Apr 10, 2025
5:00pm - 7:00pm
Summit, Level 2, Flex Hall C
Ryotaro Okabe1,Mingda Li1
Massachusetts Institute of Technology1
Ryotaro Okabe1,Mingda Li1
Massachusetts Institute of Technology1
Billions of organic molecules are known, but only a tiny fraction of the functional inorganic materials have been discovered, a particularly relevant problem to the community searching for new quantum materials. Recent advancements in machine-learning-based generative models, particularly diffusion models, show great promise for generating new, stable materials. However, integrating geometric patterns into materials generation remains a challenge.
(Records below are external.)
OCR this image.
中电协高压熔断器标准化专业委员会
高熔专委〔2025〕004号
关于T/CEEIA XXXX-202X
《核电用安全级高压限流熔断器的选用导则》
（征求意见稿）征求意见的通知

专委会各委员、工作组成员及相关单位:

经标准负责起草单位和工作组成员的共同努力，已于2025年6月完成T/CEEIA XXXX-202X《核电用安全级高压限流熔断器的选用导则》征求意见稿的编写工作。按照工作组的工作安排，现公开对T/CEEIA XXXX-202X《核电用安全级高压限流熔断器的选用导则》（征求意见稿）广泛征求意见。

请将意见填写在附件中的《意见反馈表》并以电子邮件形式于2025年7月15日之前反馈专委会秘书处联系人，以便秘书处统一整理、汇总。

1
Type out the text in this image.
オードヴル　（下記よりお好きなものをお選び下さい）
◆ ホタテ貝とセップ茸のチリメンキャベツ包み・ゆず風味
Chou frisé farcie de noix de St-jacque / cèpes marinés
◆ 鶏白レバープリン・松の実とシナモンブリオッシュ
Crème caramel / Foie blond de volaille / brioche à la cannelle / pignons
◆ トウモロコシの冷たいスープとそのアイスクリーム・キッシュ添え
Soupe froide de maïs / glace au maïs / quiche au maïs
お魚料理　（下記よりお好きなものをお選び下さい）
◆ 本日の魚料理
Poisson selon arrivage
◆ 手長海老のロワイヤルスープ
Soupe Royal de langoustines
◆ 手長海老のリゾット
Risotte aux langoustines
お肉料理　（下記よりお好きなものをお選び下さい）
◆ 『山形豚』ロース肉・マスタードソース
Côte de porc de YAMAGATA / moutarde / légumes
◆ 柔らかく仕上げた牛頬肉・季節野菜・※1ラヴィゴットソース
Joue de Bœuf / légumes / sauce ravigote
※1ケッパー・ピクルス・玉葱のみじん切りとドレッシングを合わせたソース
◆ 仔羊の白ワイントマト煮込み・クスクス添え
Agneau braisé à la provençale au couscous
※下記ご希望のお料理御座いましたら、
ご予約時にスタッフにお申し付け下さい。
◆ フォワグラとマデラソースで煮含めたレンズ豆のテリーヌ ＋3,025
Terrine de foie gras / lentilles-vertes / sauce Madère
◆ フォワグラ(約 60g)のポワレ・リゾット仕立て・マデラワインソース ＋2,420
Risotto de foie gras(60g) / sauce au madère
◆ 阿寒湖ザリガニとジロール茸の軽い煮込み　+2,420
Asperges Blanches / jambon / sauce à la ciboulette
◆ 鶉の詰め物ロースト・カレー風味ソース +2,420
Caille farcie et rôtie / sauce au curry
Here, we introduce Structural Constraint Integration in the GENerative model (SCIGEN). Our approach can modify any trained generative diffusion model by strategically masking the denoised structure with a diffused constrained structure prior to each diffusion step to steer the generation toward constrained outputs. Furthermore, we mathematically prove that SCIGEN effectively performs conditional sampling from the original distribution, which is crucial for generating stable, constrained materials. We generate eight million compounds using Archimedean lattices as prototype constraints, with over 10% surviving multi-staged stability pre-screening. High-throughput density functional theory (DFT) on 26,000 survived compounds shows that over 50% passed structural optimization at the DFT level. Furthermore, three predicted materials have been successfully synthesized and characterized, revealing magnetic ordering. Since the properties of quantum materials are closely related to geometric patterns, our results indicate that SCIGEN provides a general framework for generating quantum materials candidates.